Frédéric Jacques Ossang est poète, écrivain, musicien et cinéaste. Ses textes poétiques intimes puisent tout autant leur inspiration dans la littérature beat de William S. Burroughs que dans Céline ou Antonin Artaud, Jacques Vaché ou Rimbaud. En septembre 2022, la collection Al Dante des Presses du réel réédite Génération néant, livre punk écrit en 1980 alternant textes poétiques et roman noir sur cette génération néant qui défoule une violence extrême dans la poésie et la musique, comme celle d’avant le faisait par les armes. Il a réalisé une dizaine de films, témoins d’un monde malade et chaotique, revisitant le polar et le récit d’anticipation en s’inspirant notamment du cinéma allemand et russe des années 1930. Il est également le chanteur de MKB Fraction Provisoire, qui débute avec le punk en 1981 pour se diriger ensuite vers la musique industrielle, et forme le groupe Baader Meinhof Wagen avec Mr. Nasti en 2007.

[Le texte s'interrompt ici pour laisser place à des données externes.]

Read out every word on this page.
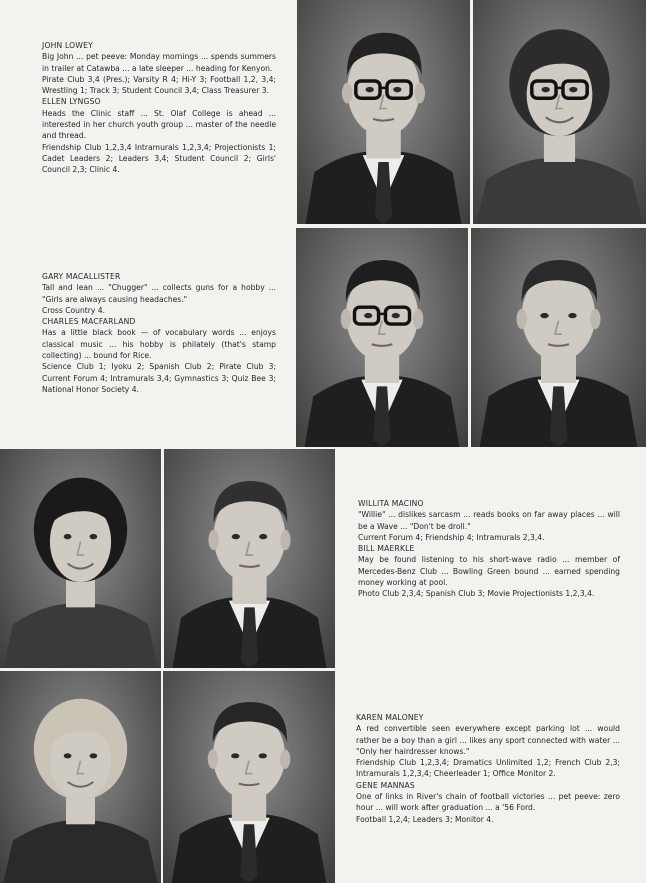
JOHN LOWEY
Big John ... pet peeve: Monday mornings ... spends summers in trailer at Catawba ... a late sleeper ... heading for Kenyon.
Pirate Club 3,4 (Pres.); Varsity R 4; Hi-Y 3; Football 1,2, 3,4; Wrestling 1; Track 3; Student Council 3,4; Class Treasurer 3.
ELLEN LYNGSO
Heads the Clinic staff ... St. Olaf College is ahead ... interested in her church youth group ... master of the needle and thread.
Friendship Club 1,2,3,4 Intramurals 1,2,3,4; Projectionists 1; Cadet Leaders 2; Leaders 3,4; Student Council 2; Girls' Council 2,3; Clinic 4.
GARY MACALLISTER
Tall and lean ... "Chugger" ... collects guns for a hobby ... "Girls are always causing headaches."
Cross Country 4.
CHARLES MACFARLAND
Has a little black book — of vocabulary words ... enjoys classical music ... his hobby is philately (that's stamp collecting) ... bound for Rice.
Science Club 1; Iyoku 2; Spanish Club 2; Pirate Club 3; Current Forum 4; Intramurals 3,4; Gymnastics 3; Quiz Bee 3; National Honor Society 4.
WILLITA MACINO
"Willie" ... dislikes sarcasm ... reads books on far away places ... will be a Wave ... "Don't be droll."
Current Forum 4; Friendship 4; Intramurals 2,3,4.
BILL MAERKLE
May be found listening to his short-wave radio ... member of Mercedes-Benz Club ... Bowling Green bound ... earned spending money working at pool.
Photo Club 2,3,4; Spanish Club 3; Movie Projectionists 1,2,3,4.
KAREN MALONEY
A red convertible seen everywhere except parking lot ... would rather be a boy than a girl ... likes any sport connected with water ... "Only her hairdresser knows."
Friendship Club 1,2,3,4; Dramatics Unlimited 1,2; French Club 2,3; Intramurals 1,2,3,4; Cheerleader 1; Office Monitor 2.
GENE MANNAS
One of links in River's chain of football victories ... pet peeve: zero hour ... will work after graduation ... a '56 Ford.
Football 1,2,4; Leaders 3; Monitor 4.
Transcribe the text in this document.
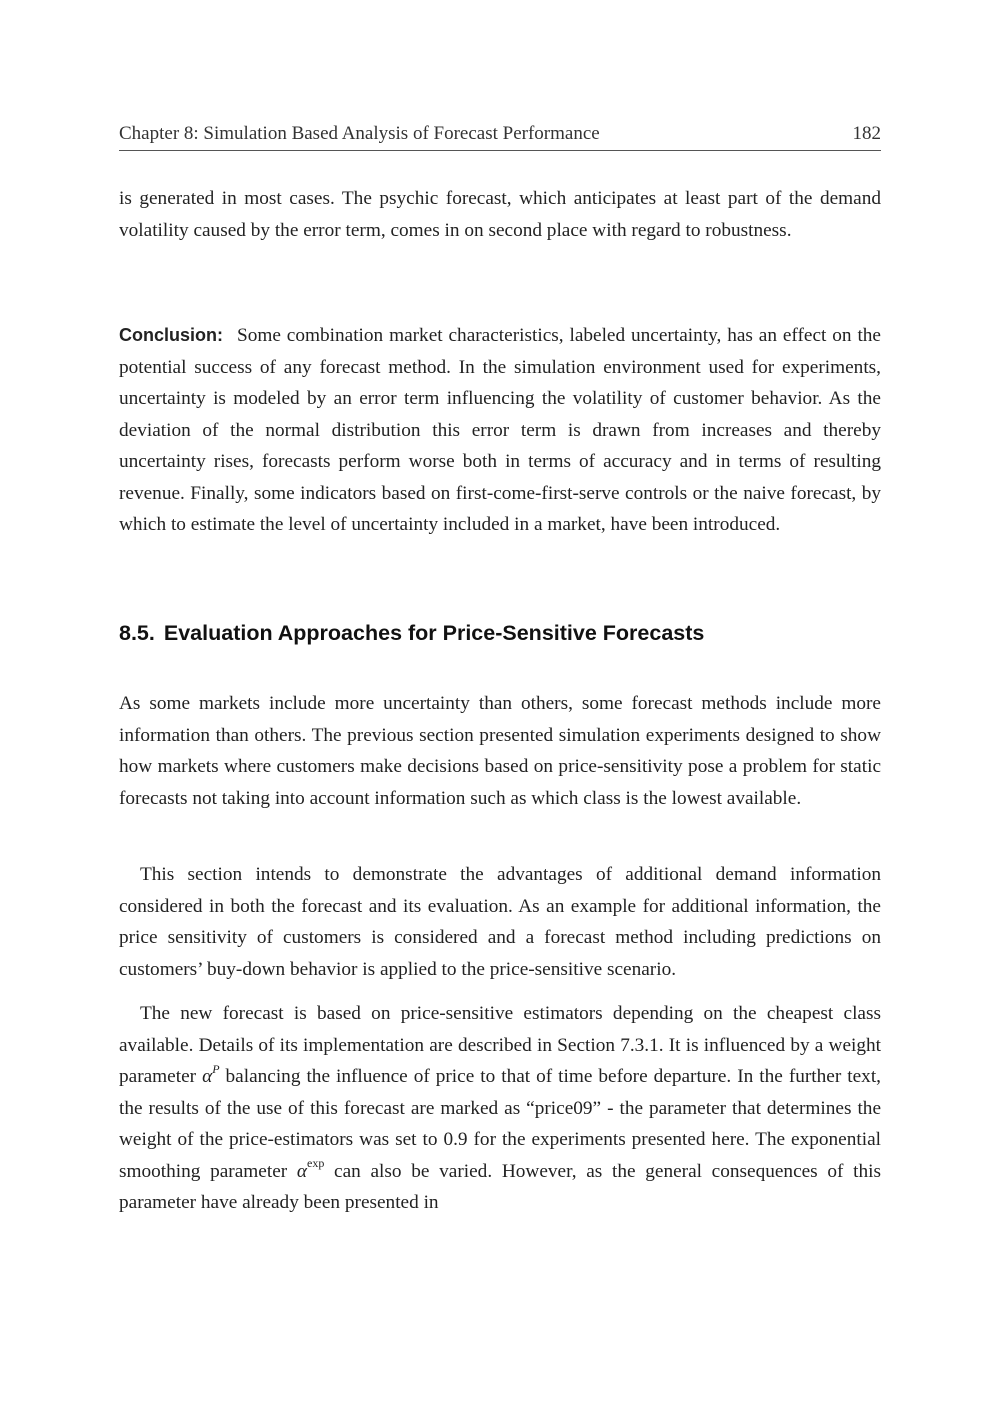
Chapter 8: Simulation Based Analysis of Forecast Performance	182

is generated in most cases. The psychic forecast, which anticipates at least part of the demand volatility caused by the error term, comes in on second place with regard to robustness.

Conclusion: Some combination market characteristics, labeled uncertainty, has an effect on the potential success of any forecast method. In the simulation environment used for experiments, uncertainty is modeled by an error term influencing the volatility of customer behavior. As the deviation of the normal distribution this error term is drawn from increases and thereby uncertainty rises, forecasts perform worse both in terms of accuracy and in terms of resulting revenue. Finally, some indicators based on first-come-first-serve controls or the naive forecast, by which to estimate the level of uncertainty included in a market, have been introduced.

8.5. Evaluation Approaches for Price-Sensitive Forecasts

As some markets include more uncertainty than others, some forecast methods include more information than others. The previous section presented simulation experiments designed to show how markets where customers make decisions based on price-sensitivity pose a problem for static forecasts not taking into account information such as which class is the lowest available.

This section intends to demonstrate the advantages of additional demand information considered in both the forecast and its evaluation. As an example for additional information, the price sensitivity of customers is considered and a forecast method including predictions on customers’ buy-down behavior is applied to the price-sensitive scenario.

The new forecast is based on price-sensitive estimators depending on the cheapest class available. Details of its implementation are described in Section 7.3.1. It is influenced by a weight parameter $\alpha^P$ balancing the influence of price to that of time before departure. In the further text, the results of the use of this forecast are marked as “price09” - the parameter that determines the weight of the price-estimators was set to 0.9 for the experiments presented here. The exponential smoothing parameter $\alpha^{exp}$ can also be varied. However, as the general consequences of this parameter have already been presented in
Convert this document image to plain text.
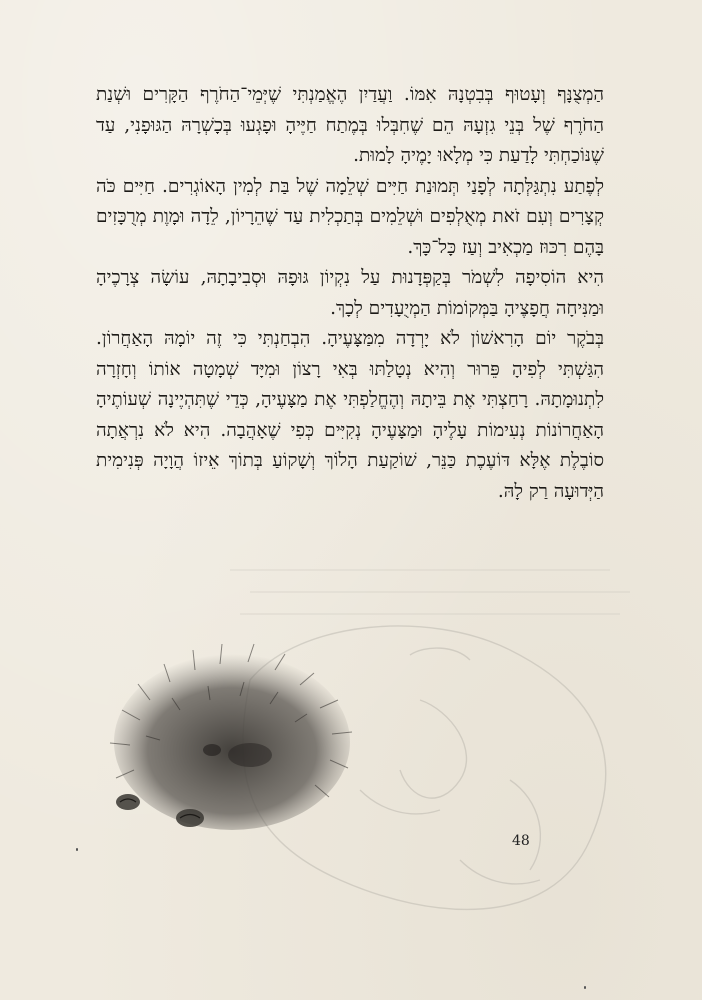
הַמְצֻנָּף וְעָטוּף בְּבִטְנָהּ אִמּוֹ. וַעֲדַיִן הֶאֱמַנְתִּי שֶׁיְּמֵי־הַחֹרֶף הַקָּרִים וּשְׁנַת הַחֹרֶף שֶׁל בְּנֵי גִזְעָהּ הֵם שֶׁחִבְּלוּ בְּמֶתַח חַיֶּיהָ וּפָגְעוּ בְּכָשְׁרָהּ הַגּוּפָנִי, עַד שֶׁנּוֹכַחְתִּי לָדַעַת כִּי מְלָאוּ יָמֶיהָ לָמוּת.

לְפֶתַע נִתְגַּלְּתָה לְפָנַי תְּמוּנַת חַיִּים שְׁלֵמָה שֶׁל בַּת לְמִין הָאוֹגְרִים. חַיִּים כֹּה קְצָרִים וְעִם זֹאת מְאֻלְפִים וּשְׁלֵמִים בְּתַכְלִית עַד שֶׁהֵרָיוֹן, לֵדָה וּמָוֶת מְרֻכָּזִים בָּהֶם רִכּוּז מַכְאִיב וְעַז כָּל־כָּךְ.

הִיא הוֹסִיפָה לִשְׁמֹר בְּקַפְּדָנוּת עַל נִקְיוֹן גּוּפָהּ וּסְבִיבָתָהּ, עוֹשָׂה צְרָכֶיהָ וּמַנִּיחָה חֲפָצֶיהָ בַּמְּקוֹמוֹת הַמְיֻעָדִים לְכָךְ.

בְּבֹקֶר יוֹם הָרִאשׁוֹן לֹא יָרְדָה מִמַּצָּעֶיהָ. הִבְחַנְתִּי כִּי זֶה יוֹמָהּ הָאַחֲרוֹן. הִגַּשְׁתִּי לְפִיהָ פֵּרוּר וְהִיא נְטָלַתּוּ בְּאִי רָצוֹן וּמִיָּד שְׁמָטָה אוֹתוֹ וְחָזְרָה לִתְנוּמָתָהּ. רָחַצְתִּי אֶת בֵּיתָהּ וְהֶחֱלַפְתִּי אֶת מַצָּעֶיהָ, כְּדֵי שֶׁתִּהְיֶינָה שְׁעוֹתֶיהָ הָאַחֲרוֹנוֹת נְעִימוֹת עָלֶיהָ וּמַצָּעֶיהָ נְקִיִּים כְּפִי שֶׁאָהֲבָה. הִיא לֹא נִרְאֲתָה סוֹבֶלֶת אֶלָּא דּוֹעֶכֶת כַּנֵּר, שׁוֹקַעַת הָלוֹךְ וְשָׁקוֹעַ בְּתוֹךְ אֵיזוֹ הֲוָיָה פְּנִימִית הַיְּדוּעָה רַק לָהּ.

48
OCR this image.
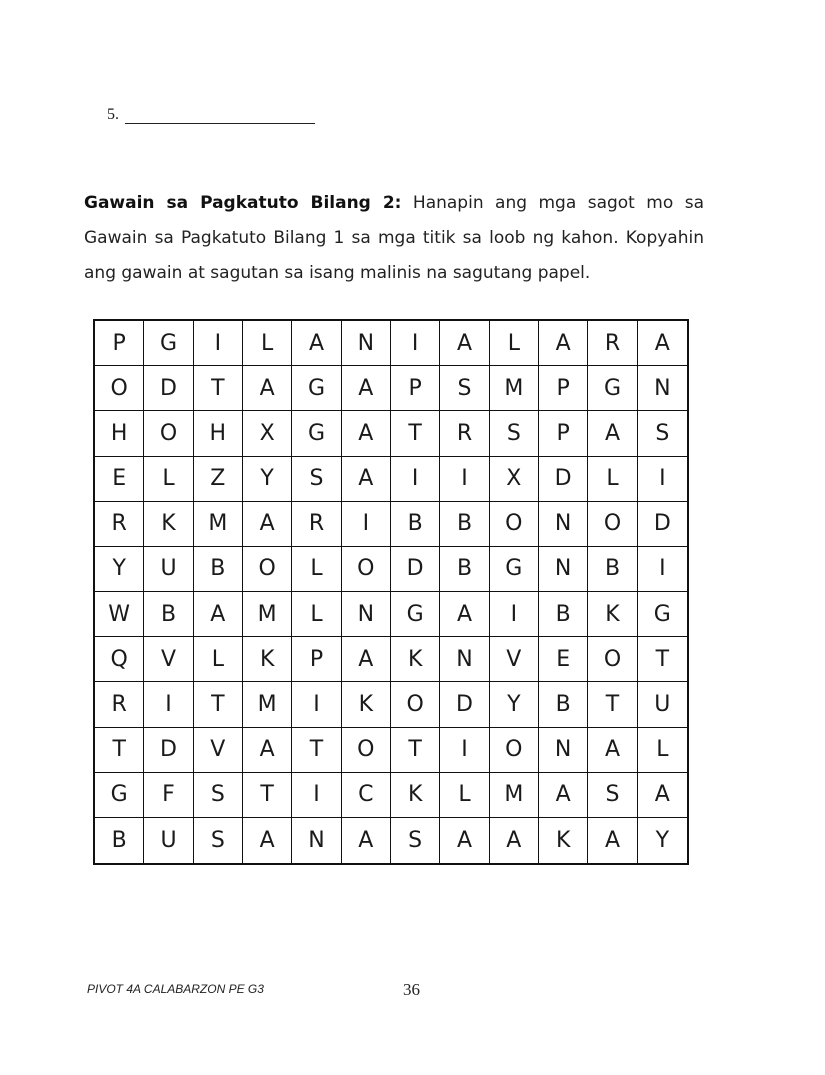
5.
Gawain sa Pagkatuto Bilang 2: Hanapin ang mga sagot mo sa Gawain sa Pagkatuto Bilang 1 sa mga titik sa loob ng kahon. Kopyahin ang gawain at sagutan sa isang malinis na sagutang papel.
P	G	I	L	A	N	I	A	L	A	R	A
O	D	T	A	G	A	P	S	M	P	G	N
H	O	H	X	G	A	T	R	S	P	A	S
E	L	Z	Y	S	A	I	I	X	D	L	I
R	K	M	A	R	I	B	B	O	N	O	D
Y	U	B	O	L	O	D	B	G	N	B	I
W	B	A	M	L	N	G	A	I	B	K	G
Q	V	L	K	P	A	K	N	V	E	O	T
R	I	T	M	I	K	O	D	Y	B	T	U
T	D	V	A	T	O	T	I	O	N	A	L
G	F	S	T	I	C	K	L	M	A	S	A
B	U	S	A	N	A	S	A	A	K	A	Y
PIVOT 4A CALABARZON PE G3	36
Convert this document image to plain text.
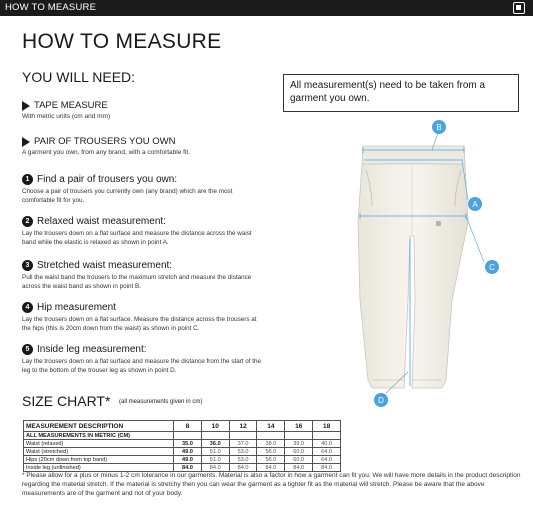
HOW TO MEASURE
HOW TO MEASURE
YOU WILL NEED:
TAPE MEASURE
With metric units (cm and mm)
PAIR OF TROUSERS YOU OWN
A garment you own, from any brand, with a comfortable fit.
1 Find a pair of trousers you own:
Choose a pair of trousers you currently own (any brand) which are the most comfortable fit for you.
2 Relaxed waist measurement:
Lay the trousers down on a flat surface and measure the distance across the waist band while the elastic is relaxed as shown in point A.
3 Stretched waist measurement:
Pull the waist band the trousers to the maximum stretch and measure the distance across the waist band as shown in point B.
4 Hip measurement
Lay the trousers down on a flat surface. Measure the distance across the trousers at the hips (this is 20cm down from the waist) as shown in point C.
5 Inside leg measurement:
Lay the trousers down on a flat surface and measure the distance from the start of the leg to the bottom of the trouser leg as shown in point D.
All measurement(s) need to be taken from a garment you own.
B
A
C
D
SIZE CHART* (all measurements given in cm)
MEASUREMENT DESCRIPTION	8	10	12	14	16	18
ALL MEASUREMENTS IN METRIC (CM)						
Waist (relaxed)	35.0	36.0	37.0	38.0	39.0	40.0
Waist (stretched)	49.0	51.0	53.0	56.0	60.0	64.0
Hips (20cm down from top band)	49.0	51.0	53.0	56.0	60.0	64.0
Inside leg (unfinished)	84.0	84.0	84.0	84.0	84.0	84.0
* Please allow for a plus or minus 1-2 cm tolerance in our garments. Material is also a factor in how a garment can fit you. We will have more details in the product description regarding the material stretch. If the material is stretchy then you can wear the garment as a tighter fit as the material will stretch. Please be aware that the above measurements are of the garment and not of your body.
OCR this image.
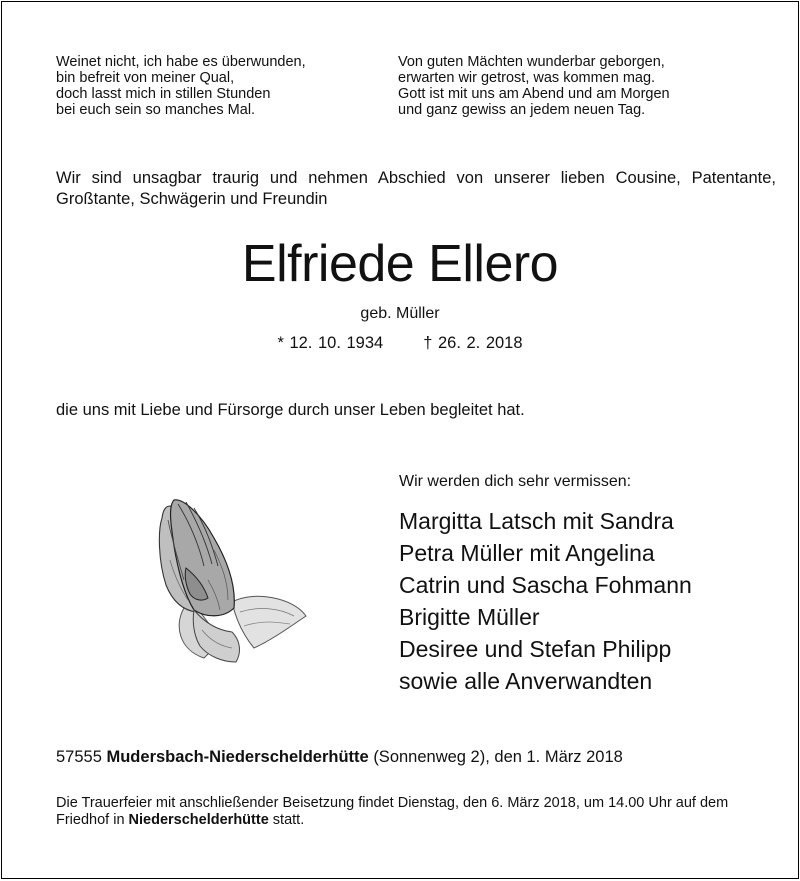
Weinet nicht, ich habe es überwunden,
bin befreit von meiner Qual,
doch lasst mich in stillen Stunden
bei euch sein so manches Mal.
Von guten Mächten wunderbar geborgen,
erwarten wir getrost, was kommen mag.
Gott ist mit uns am Abend und am Morgen
und ganz gewiss an jedem neuen Tag.
Wir sind unsagbar traurig und nehmen Abschied von unserer lieben Cousine, Patentante, Großtante, Schwägerin und Freundin
Elfriede Ellero
geb. Müller
* 12. 10. 1934 † 26. 2. 2018
die uns mit Liebe und Fürsorge durch unser Leben begleitet hat.
Wir werden dich sehr vermissen:
Margitta Latsch mit Sandra
Petra Müller mit Angelina
Catrin und Sascha Fohmann
Brigitte Müller
Desiree und Stefan Philipp
sowie alle Anverwandten
57555 Mudersbach-Niederschelderhütte (Sonnenweg 2), den 1. März 2018
Die Trauerfeier mit anschließender Beisetzung findet Dienstag, den 6. März 2018, um 14.00 Uhr auf dem Friedhof in Niederschelderhütte statt.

Réédition du livre punk culte de l’artiste (transgenre : cinéaste, musicien, poète, écrivain…) Ossang, aujourd’hui introuvable.
Écrit en 1980, publié en 1993 par Warvillers et Via Valeriano, ce récit de colère froide et totale décrit une génération néant qui utilise, dans une logique radicalement punk, la musique et la poésie avec une violence extrême, comme leurs aîné.e.s ont utilisé les armes sans que rien n’empêche la logique suicidante de notre civilisation.
« Les plaintes et les regrets ne servent plus à rien : il n’y aura ni pardon, ni salut. Les dieux sont morts et leurs fantômes sont des radiations mortelles. Les armes, la terre, le sang perdu. La continuité des lignées semble s’être rompue, pour toujours. Il reste des emblèmes funéraires, et le trouble que procurent les dessous féminins. La lignée, l’énigme de la terre et du sang. Nous sommes les vampires de l’Antécristal. Absents, nous sommes absents du monde. Oculatus Abis. Apatrides transeuropéens. Revenants. Revenants néants. Nous sommes les revenants de la Génération Néant. »
Nouvelle édition de l’ouvrage publié par Blockhaus & Warvilliers + Via Valeriano en 1993.
(Note de lecture), F.J. Ossang, Génération Néant, par Vincent Degrez
Introuvable depuis sa publication en 1993, Génération Néant a été réédité en septembre dernier aux Presses du réel/Al Dante. Et à relire ce texte exceptionnel, dans la littérature française comme dans le parcours de F.J. Ossang, on mesure à quel point il fait dans celui-ci fonction de creuset alchimique.
Ce livre-somme de plus de 400 pages se déploie comme une Divine Comédie à rebours, s’inscrivant au début du parcours de son auteur plutôt qu’à son accomplissement. Dans Génération Néant, F.J. Ossang tisse déjà mille motifs qui lui sont propres, inventorie formules-chocs, personnages-clés (et, pour certains, avatars peut-être de l’auteur), indices autobiographiques. Sa prose fragmentée reprend, amplifie et annonce nombre de livres passés et à venir. Plus encore, Génération Néant résonne des premiers cris de ses futurs films, le politico-punk L’Affaire des Divisions Morituri (1985) et l’apocalyptique Le Trésor des îles Chiennes (1990) en tête, et des incantations de DDP (De la Destruction Pure) puis MKB (Messageros Killers Boys), ses groupes de punk et noise’n’roll respectivement.
Chez F.J. Ossang, tout est chaos déchaîné et structure fractale. Micro et macrocosme s’entrelacent, le tout est dans la partie et le morceau préfigure l’ensemble – même si rien n’est tout à fait intervertible, car « l’envers de l’envers n’est pas l’endroit », entend-on dans son troisième long-métrage, Docteur Chance.